31.8.15

O que apraz dizer sobre um módico de etiqueta

A Naifa, “Inquietação”, in https://www.youtube.com/watch?v=WavxYtR2AqY
O senhor de meia idade sai, com classe, do automóvel topo de gama. Impecavelmente apessoado, roupas da cor a condizer, gestos aristocráticos, senta-se à mesa do restaurante. Não tira o casaco - que é falta de etiqueta. Fala gentilmente com a empregada de mesa. Faz o pedido sem gesticular e sem que quem amesenda ao lado perceba o que foi encomendado; o tom de voz foi discreto, mas percetível.
Quando vem o almoço, o senhor de meia idade e linhagem aristocrática não perde a descompostura. Sem pousar os cotovelos na mesa, começa a ingerir o repasto em gestos lentos e suaves. A deglutição é a preceito. Nota-se o gabarito pela maneira como é adestrado no manusear dos talheres. Pousa-os de tal forma que seja interpretado pelos empregados do restaurante como sinal de gratificação pela refeição. Como não é arrivista e não precisa de dar nas vistas, consegue manter pose discreta mas que afivela à distância linhagem aristocrática. Não quis sobremesa. Ao pagar, deixa gorjeta generosa. Levanta-se com discrição, empurra a cadeira com suavidade e despede-se cortesmente dos empregados do restaurante.

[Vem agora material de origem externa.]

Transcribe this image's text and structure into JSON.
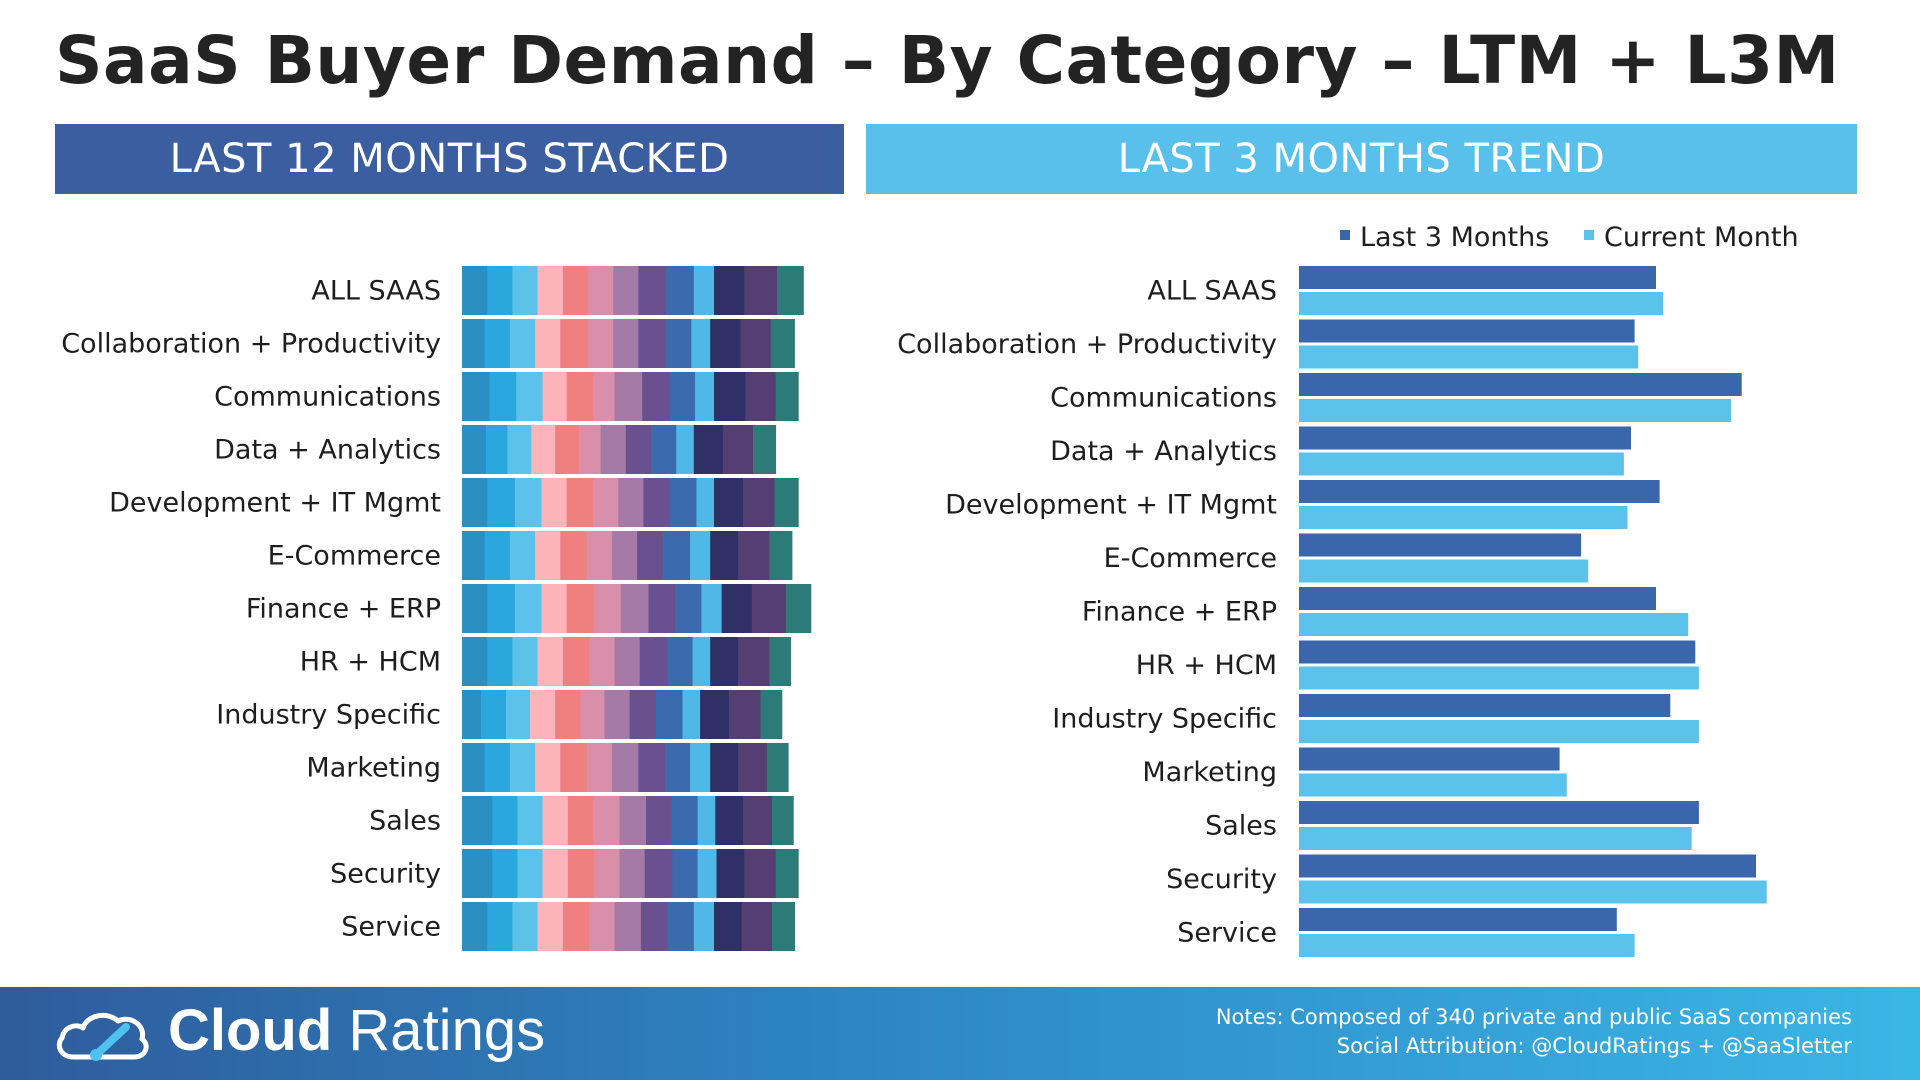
{
  "header": {
    "title": "SaaS Buyer Demand – By Category – LTM + L3M",
    "left_banner": "LAST 12 MONTHS STACKED",
    "right_banner": "LAST 3 MONTHS TREND"
  },
  "chart_data": [
    {
      "type": "bar",
      "orientation": "horizontal",
      "stacked": true,
      "title": "LAST 12 MONTHS STACKED",
      "categories": [
        "ALL SAAS",
        "Collaboration + Productivity",
        "Communications",
        "Data + Analytics",
        "Development + IT Mgmt",
        "E-Commerce",
        "Finance + ERP",
        "HR + HCM",
        "Industry Specific",
        "Marketing",
        "Sales",
        "Security",
        "Service"
      ],
      "segment_colors": [
        "#2b8fc3",
        "#2aa7dd",
        "#5cc2ea",
        "#fbb4b9",
        "#f08080",
        "#d98fa9",
        "#a67aa6",
        "#6b5090",
        "#3b6aae",
        "#4fb8e6",
        "#2e3066",
        "#553f72",
        "#2d7b78"
      ],
      "series": [
        {
          "values": [
            1.0,
            0.9,
            1.1,
            0.95,
            1.0,
            0.9,
            1.0,
            1.0,
            0.75,
            0.9,
            1.2,
            1.2,
            1.0
          ]
        },
        {
          "values": [
            1.0,
            1.0,
            1.05,
            0.85,
            1.1,
            1.0,
            1.1,
            1.0,
            1.0,
            1.0,
            1.0,
            1.0,
            1.0
          ]
        },
        {
          "values": [
            1.0,
            1.0,
            1.05,
            0.95,
            1.05,
            1.0,
            1.05,
            1.0,
            0.95,
            1.0,
            1.0,
            1.0,
            1.0
          ]
        },
        {
          "values": [
            1.0,
            1.0,
            0.95,
            0.95,
            1.0,
            1.0,
            1.0,
            1.0,
            1.0,
            1.0,
            1.0,
            1.0,
            1.0
          ]
        },
        {
          "values": [
            1.0,
            1.1,
            1.05,
            0.95,
            1.05,
            1.05,
            1.1,
            1.05,
            1.0,
            1.05,
            1.0,
            1.05,
            1.05
          ]
        },
        {
          "values": [
            1.0,
            1.0,
            0.85,
            0.85,
            1.0,
            1.0,
            1.05,
            1.0,
            0.95,
            1.0,
            1.05,
            1.0,
            1.0
          ]
        },
        {
          "values": [
            1.0,
            1.0,
            1.1,
            1.0,
            1.0,
            1.0,
            1.1,
            1.0,
            1.0,
            1.05,
            1.05,
            1.0,
            1.05
          ]
        },
        {
          "values": [
            1.1,
            1.1,
            1.1,
            1.0,
            1.05,
            1.05,
            1.05,
            1.1,
            1.05,
            1.05,
            1.0,
            1.1,
            1.05
          ]
        },
        {
          "values": [
            1.1,
            1.0,
            1.0,
            1.0,
            1.05,
            1.05,
            1.05,
            1.0,
            1.05,
            1.0,
            1.05,
            1.0,
            1.05
          ]
        },
        {
          "values": [
            0.8,
            0.75,
            0.75,
            0.7,
            0.7,
            0.8,
            0.8,
            0.7,
            0.7,
            0.8,
            0.7,
            0.75,
            0.8
          ]
        },
        {
          "values": [
            1.2,
            1.2,
            1.25,
            1.15,
            1.15,
            1.1,
            1.2,
            1.1,
            1.15,
            1.1,
            1.1,
            1.1,
            1.1
          ]
        },
        {
          "values": [
            1.3,
            1.2,
            1.2,
            1.2,
            1.25,
            1.25,
            1.35,
            1.25,
            1.25,
            1.15,
            1.15,
            1.25,
            1.2
          ]
        },
        {
          "values": [
            1.05,
            0.95,
            0.9,
            0.9,
            0.95,
            0.9,
            1.0,
            0.85,
            0.85,
            0.85,
            0.85,
            0.9,
            0.9
          ]
        }
      ]
    },
    {
      "type": "bar",
      "orientation": "horizontal",
      "title": "LAST 3 MONTHS TREND",
      "categories": [
        "ALL SAAS",
        "Collaboration + Productivity",
        "Communications",
        "Data + Analytics",
        "Development + IT Mgmt",
        "E-Commerce",
        "Finance + ERP",
        "HR + HCM",
        "Industry Specific",
        "Marketing",
        "Sales",
        "Security",
        "Service"
      ],
      "legend_position": "top-right",
      "series": [
        {
          "name": "Last 3 Months",
          "color": "#3a66ac",
          "values": [
            100,
            94,
            124,
            93,
            101,
            79,
            100,
            111,
            104,
            73,
            112,
            128,
            89
          ]
        },
        {
          "name": "Current Month",
          "color": "#5bc2ec",
          "values": [
            102,
            95,
            121,
            91,
            92,
            81,
            109,
            112,
            112,
            75,
            110,
            131,
            94
          ]
        }
      ]
    }
  ],
  "footer": {
    "logo_bold": "Cloud",
    "logo_light": "Ratings",
    "notes_line1": "Notes: Composed of 340 private and public SaaS companies",
    "notes_line2": "Social Attribution: @CloudRatings + @SaaSletter"
  }
}
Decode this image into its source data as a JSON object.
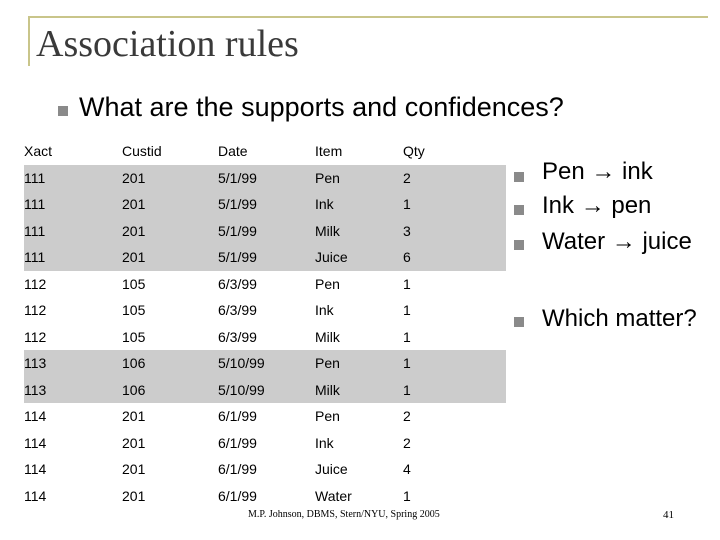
{
  "slide": {
    "title": "Association rules",
    "question": "What are the supports and confidences?"
  },
  "table": {
    "headers": [
      "Xact",
      "Custid",
      "Date",
      "Item",
      "Qty"
    ],
    "rows": [
      [
        "111",
        "201",
        "5/1/99",
        "Pen",
        "2"
      ],
      [
        "111",
        "201",
        "5/1/99",
        "Ink",
        "1"
      ],
      [
        "111",
        "201",
        "5/1/99",
        "Milk",
        "3"
      ],
      [
        "111",
        "201",
        "5/1/99",
        "Juice",
        "6"
      ],
      [
        "112",
        "105",
        "6/3/99",
        "Pen",
        "1"
      ],
      [
        "112",
        "105",
        "6/3/99",
        "Ink",
        "1"
      ],
      [
        "112",
        "105",
        "6/3/99",
        "Milk",
        "1"
      ],
      [
        "113",
        "106",
        "5/10/99",
        "Pen",
        "1"
      ],
      [
        "113",
        "106",
        "5/10/99",
        "Milk",
        "1"
      ],
      [
        "114",
        "201",
        "6/1/99",
        "Pen",
        "2"
      ],
      [
        "114",
        "201",
        "6/1/99",
        "Ink",
        "2"
      ],
      [
        "114",
        "201",
        "6/1/99",
        "Juice",
        "4"
      ],
      [
        "114",
        "201",
        "6/1/99",
        "Water",
        "1"
      ]
    ],
    "highlight_color": "#cccccc"
  },
  "rules": {
    "r1": {
      "from": "Pen",
      "to": "ink"
    },
    "r2": {
      "from": "Ink",
      "to": "pen"
    },
    "r3": {
      "from": "Water",
      "to": "juice"
    },
    "which": "Which matter?"
  },
  "footer": {
    "credit": "M.P. Johnson, DBMS, Stern/NYU, Spring 2005",
    "page": "41"
  },
  "colors": {
    "frame": "#c9c58a",
    "bullet": "#8a8a8a",
    "title": "#3a3a3a"
  }
}
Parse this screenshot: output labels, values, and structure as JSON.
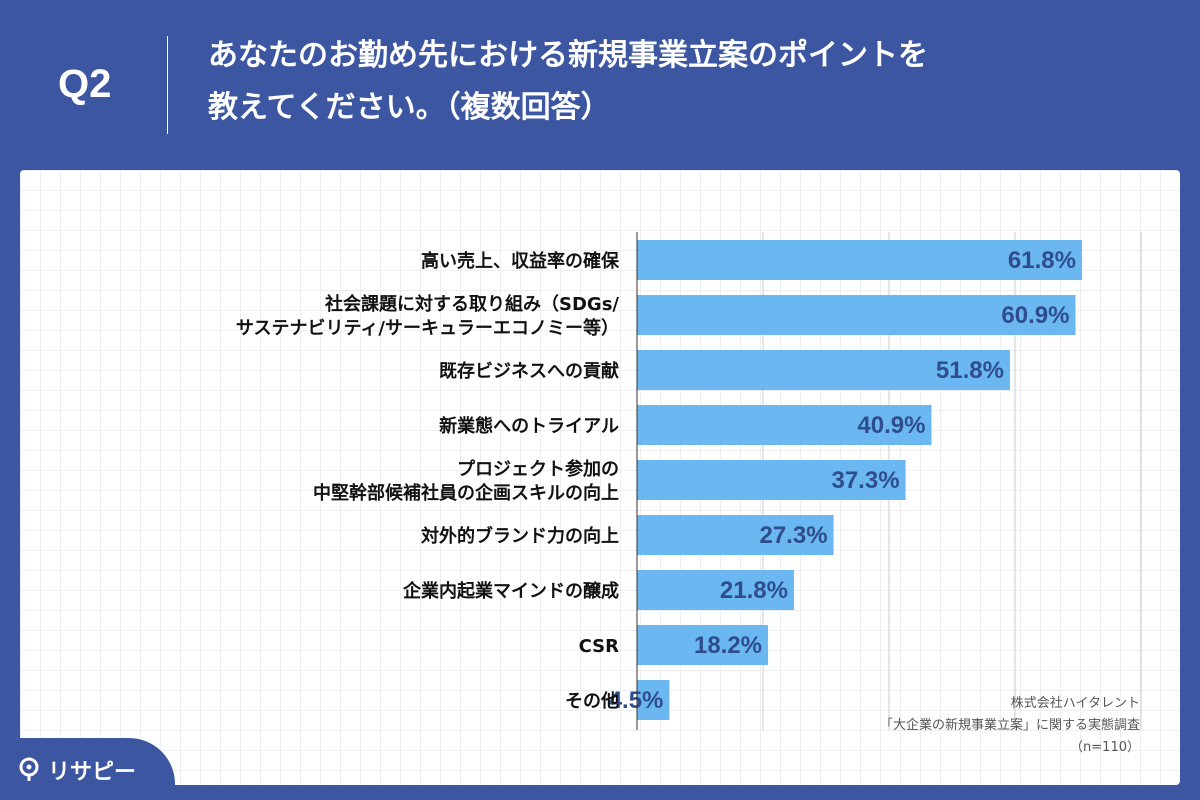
{
  "header": {
    "question_label": "Q2",
    "title_line1": "あなたのお勤め先における新規事業立案のポイントを",
    "title_line2": "教えてください。（複数回答）"
  },
  "source": {
    "line1": "株式会社ハイタレント",
    "line2": "「大企業の新規事業立案」に関する実態調査",
    "line3": "（n=110）"
  },
  "logo": {
    "text": "リサピー",
    "icon": "magnifier-pin-icon"
  },
  "colors": {
    "background": "#3d56a2",
    "bar": "#6ab7f2",
    "value_text": "#2f4d8c",
    "grid": "#c9cbd0"
  },
  "chart_data": {
    "type": "bar",
    "orientation": "horizontal",
    "categories": [
      [
        "高い売上、収益率の確保"
      ],
      [
        "社会課題に対する取り組み（SDGs/",
        "サステナビリティ/サーキュラーエコノミー等）"
      ],
      [
        "既存ビジネスへの貢献"
      ],
      [
        "新業態へのトライアル"
      ],
      [
        "プロジェクト参加の",
        "中堅幹部候補社員の企画スキルの向上"
      ],
      [
        "対外的ブランド力の向上"
      ],
      [
        "企業内起業マインドの醸成"
      ],
      [
        "CSR"
      ],
      [
        "その他"
      ]
    ],
    "values": [
      61.8,
      60.9,
      51.8,
      40.9,
      37.3,
      27.3,
      21.8,
      18.2,
      4.5
    ],
    "value_labels": [
      "61.8%",
      "60.9%",
      "51.8%",
      "40.9%",
      "37.3%",
      "27.3%",
      "21.8%",
      "18.2%",
      "4.5%"
    ],
    "xlim": [
      0,
      70
    ],
    "grid_step": 17.5,
    "grid": true
  }
}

Cá fora, quase tropeça num homem que terá a mesma idade. Traz a tiracolo uma pochette e usa sandálias. A camisa gasta e escura transborda o cinto das calças. Pelo esgar, nota-se o incómodo por quase ter esbarrado em tão aristocrática personagem. Imagina os trejeitos de etiqueta do figurão sentado à mesa do restaurante. Reprova a etiqueta, dando por assente que gente deste calibre fica presa ao simbolismo dos gestos e não dá atenção à matéria substancial. Não entende que está a ser tão preconceituoso como os preconceitos que atesta ao fleumático homem que, imediatamente, leva com o rótulo de monárquico. Não se importa de ser um paradigma de anti-etiqueta. Faz questão em não ter modos à mesa; não que os desconheça, apenas faz questão de transitar pelos seus antípodas, desdenhando da etiqueta por desprazer por quem a cultiva.  
E o narrador, ao ser observador de ambos os exemplares da fauna social, fica desorientado. O que mede os preconceitos em que acantona o outro talvez seja mais preconceituoso ainda. E a denúncia de preconceitos sobre os preconceitos pode representar uma terceira camada de preconceito. O narrador da história fica inquieto ao tropeçar nos seus próprios preconceitos.